While the on-field issues are firmly under head coach Pat Narduzzi’s purview as far as making corrections for 2018, the attendance issues are a bit wider-scoped.
On the whole, attendance at NCAA FBS games in 2017 dropped three percent from 2016, the largest per-season decrease in college football’s history and the third consecutive season of decline.
Pitt’s attendance dropped 21.2 percent from 2016 to 2017, though that probably had much more to do with the team’s downturn in fortunes and the lack of a marquee opponent like Penn State in 2016 than any structural failing of the program.
It’s an issue that’s effected most of the ACC’s 14 football teams, and it’s resulted in serious conversations about what can be done with ACC commissioner John Swofford’s office.

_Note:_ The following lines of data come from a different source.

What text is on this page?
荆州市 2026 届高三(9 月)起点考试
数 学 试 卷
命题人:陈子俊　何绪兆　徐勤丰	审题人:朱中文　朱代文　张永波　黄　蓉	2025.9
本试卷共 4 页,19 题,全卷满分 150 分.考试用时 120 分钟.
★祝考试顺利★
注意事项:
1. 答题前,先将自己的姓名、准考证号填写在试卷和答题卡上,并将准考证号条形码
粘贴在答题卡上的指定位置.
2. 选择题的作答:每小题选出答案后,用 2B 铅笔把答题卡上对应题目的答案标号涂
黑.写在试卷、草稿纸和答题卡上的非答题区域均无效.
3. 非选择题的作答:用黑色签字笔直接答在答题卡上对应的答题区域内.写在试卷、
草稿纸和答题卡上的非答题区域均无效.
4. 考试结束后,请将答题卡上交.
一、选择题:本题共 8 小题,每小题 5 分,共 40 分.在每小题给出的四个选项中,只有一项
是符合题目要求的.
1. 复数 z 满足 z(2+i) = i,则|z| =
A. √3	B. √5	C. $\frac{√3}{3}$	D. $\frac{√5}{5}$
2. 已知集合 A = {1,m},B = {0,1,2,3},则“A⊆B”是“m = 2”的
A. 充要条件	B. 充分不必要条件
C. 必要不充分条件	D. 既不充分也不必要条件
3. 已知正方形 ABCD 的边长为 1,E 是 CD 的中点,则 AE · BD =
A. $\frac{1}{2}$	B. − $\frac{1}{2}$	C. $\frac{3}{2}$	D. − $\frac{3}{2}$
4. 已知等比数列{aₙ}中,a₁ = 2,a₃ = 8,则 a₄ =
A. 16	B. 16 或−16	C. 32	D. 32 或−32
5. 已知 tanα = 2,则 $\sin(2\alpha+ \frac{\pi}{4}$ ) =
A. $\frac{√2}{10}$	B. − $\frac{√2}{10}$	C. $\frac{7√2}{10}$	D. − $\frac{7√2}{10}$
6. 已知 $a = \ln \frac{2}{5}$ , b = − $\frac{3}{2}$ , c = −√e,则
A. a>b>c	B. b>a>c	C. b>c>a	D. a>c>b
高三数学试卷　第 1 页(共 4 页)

“That’s one of the great things about a conference is schools can spend time together and share ideas and what works and what doesn’t work, because we’re in a period now where people’s ability to watch a game is phenomenal, you know, whether it’s your phone or your living room, and it’s a quality experience, particularly in your living room,” Swofford said Wednesday at ACC Kickoff.
One of the things that the ACC keeps coming back to is in the in-game experience. For Pitt, that issue can be a tricky one. There’s only so much the Panthers can do as part-time tenants of Heinz Field. But it seems that many of the changes Pitt athletic director Heather Lyke made, including rearranging the seating, moving the band and student section for 2018, were done with that goal in mind.
“I think what our schools are finding is sharing that kind of information about the in-stadium experience and also modernizing stadiums and bringing them up to snuff, so to speak, so that the in-game experience is as good as it can be, and that can start on the field with the product, and it can also start on the field with keeping the game going,” Swofford said.
The other thing that the conference is working towards is more in their control. With the thought process that a younger generation will be more easily captivated by a product presented in a smaller package, Swofford and company are hoping to continue to work toward keeping game lengths down.
“We’re continually working at reducing the length of games,” he said. “I really harp on this all the time with our officials particularly, so I’m pleased to tell you that the ACC in terms of conference games, we had the shortest length of conference games of any of our peer conferences last year and I think the year before, as well, if I’m not mistaken. And that’s a good thing.
“We keep looking at rules changes that also may shorten the game because Major League Baseball is dealing with this right now, with attendance down and people complaining about the length of games and rules changes they’re trying to make without taking away the soul of the game itself.
“But I think it’s a trend we have to keep an eye on. You want to be developing young fans. You want to be developing students into fans while they’re there because generally they’re the ones who go on, and as they have some successes in life, give back to our booster clubs and our universities. So it’s an all-encompassing issue that is about the field, it’s about fans’ total experience from parking to concessions to bathrooms to comfort in their seats to reception they can get on their mobiles while they’re in the stadium. You know, all of those things come into play.”